Saturday, June 12, 2010

Loaded Potato Salad! MMMMM!

 

I love potatoes! Baked and loaded are my favorite, but basically all potato dishes rock in my book! This potato salad is no different. I have never made potato salad as, like everything else, it is easier to buy, but now I am a convert and will never eat store bought again!  Martha has quite a few potato salad options available here!

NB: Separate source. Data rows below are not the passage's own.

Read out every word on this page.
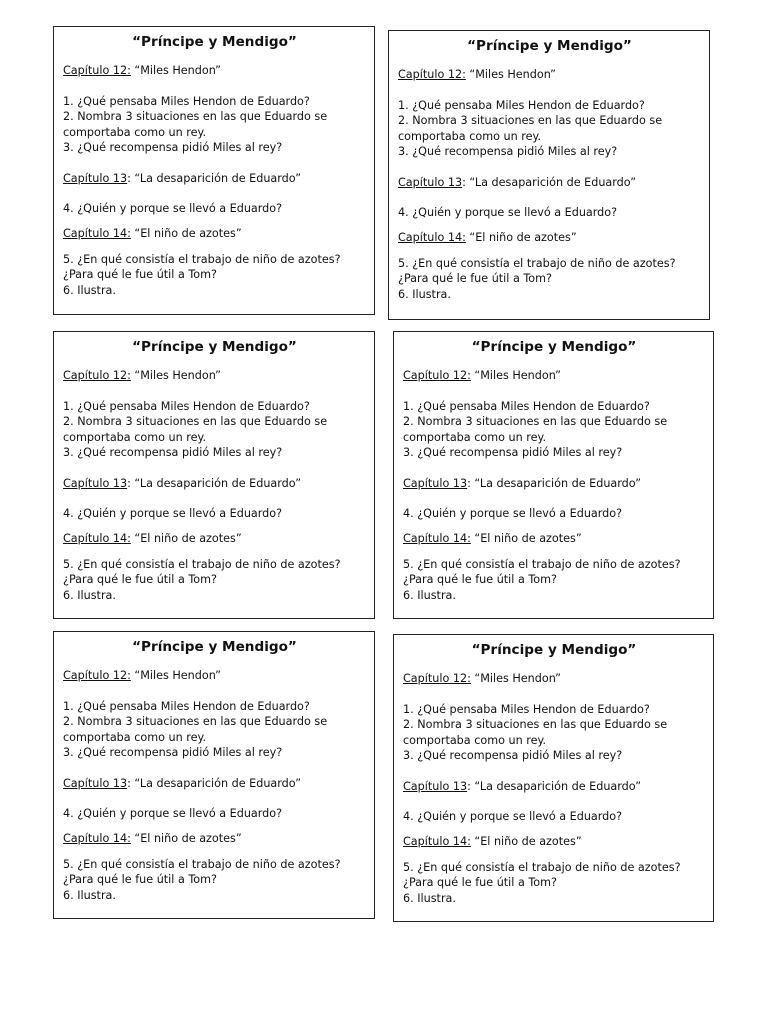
“Príncipe y Mendigo”

Capítulo 12: “Miles Hendon”

1. ¿Qué pensaba Miles Hendon de Eduardo?

2. Nombra 3 situaciones en las que Eduardo se

comportaba como un rey.

3. ¿Qué recompensa pidió Miles al rey?

Capítulo 13: “La desaparición de Eduardo”

4. ¿Quién y porque se llevó a Eduardo?

Capítulo 14: “El niño de azotes”

5. ¿En qué consistía el trabajo de niño de azotes?

¿Para qué le fue útil a Tom?

6. Ilustra.

“Príncipe y Mendigo”

Capítulo 12: “Miles Hendon”

1. ¿Qué pensaba Miles Hendon de Eduardo?

2. Nombra 3 situaciones en las que Eduardo se

comportaba como un rey.

3. ¿Qué recompensa pidió Miles al rey?

Capítulo 13: “La desaparición de Eduardo”

4. ¿Quién y porque se llevó a Eduardo?

Capítulo 14: “El niño de azotes”

5. ¿En qué consistía el trabajo de niño de azotes?

¿Para qué le fue útil a Tom?

6. Ilustra.

“Príncipe y Mendigo”

Capítulo 12: “Miles Hendon”

1. ¿Qué pensaba Miles Hendon de Eduardo?

2. Nombra 3 situaciones en las que Eduardo se

comportaba como un rey.

3. ¿Qué recompensa pidió Miles al rey?

Capítulo 13: “La desaparición de Eduardo”

4. ¿Quién y porque se llevó a Eduardo?

Capítulo 14: “El niño de azotes”

5. ¿En qué consistía el trabajo de niño de azotes?

¿Para qué le fue útil a Tom?

6. Ilustra.

“Príncipe y Mendigo”

Capítulo 12: “Miles Hendon”

1. ¿Qué pensaba Miles Hendon de Eduardo?

2. Nombra 3 situaciones en las que Eduardo se

comportaba como un rey.

3. ¿Qué recompensa pidió Miles al rey?

Capítulo 13: “La desaparición de Eduardo”

4. ¿Quién y porque se llevó a Eduardo?

Capítulo 14: “El niño de azotes”

5. ¿En qué consistía el trabajo de niño de azotes?

¿Para qué le fue útil a Tom?

6. Ilustra.

“Príncipe y Mendigo”

Capítulo 12: “Miles Hendon”

1. ¿Qué pensaba Miles Hendon de Eduardo?

2. Nombra 3 situaciones en las que Eduardo se

comportaba como un rey.

3. ¿Qué recompensa pidió Miles al rey?

Capítulo 13: “La desaparición de Eduardo”

4. ¿Quién y porque se llevó a Eduardo?

Capítulo 14: “El niño de azotes”

5. ¿En qué consistía el trabajo de niño de azotes?

¿Para qué le fue útil a Tom?

6. Ilustra.

“Príncipe y Mendigo”

Capítulo 12: “Miles Hendon”

1. ¿Qué pensaba Miles Hendon de Eduardo?

2. Nombra 3 situaciones en las que Eduardo se

comportaba como un rey.

3. ¿Qué recompensa pidió Miles al rey?

Capítulo 13: “La desaparición de Eduardo”

4. ¿Quién y porque se llevó a Eduardo?

Capítulo 14: “El niño de azotes”

5. ¿En qué consistía el trabajo de niño de azotes?

¿Para qué le fue útil a Tom?

6. Ilustra.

Potato Salad With Sour Cream and Scallions

Ingredients

Serves 4
  • 2 pounds white new potatoes, quartered and cut into 3/4-inch chunks
  • Coarse salt and ground pepper
  • 3/4 cup reduced-fat sour cream
  • 1/4 cup light mayonnaise
  • 1/2 cup thinly sliced scallions, plus more for garnish (optional)
  • 4 slices bacon, cooked and crumbled, for garnish (optional)

Directions

  1. In a large pot, cover potatoes with salted water. Bring to a boil; reduce heat. Simmer until potatoes are tender when pierced with the tip of a sharp paring knife, 12 to 15 minutes. Drain well.
  2. Meanwhile, in a large bowl, whisk together sour cream and mayonnaise; add warm potatoes, and gently fold to combine. Season with salt and pepper. Cover; refrigerate at least 1 hour and up to 1 day.
  3. To serve, season salad again with salt and pepper, if needed; fold in scallions. Garnish with bacon and more scallions, if desired.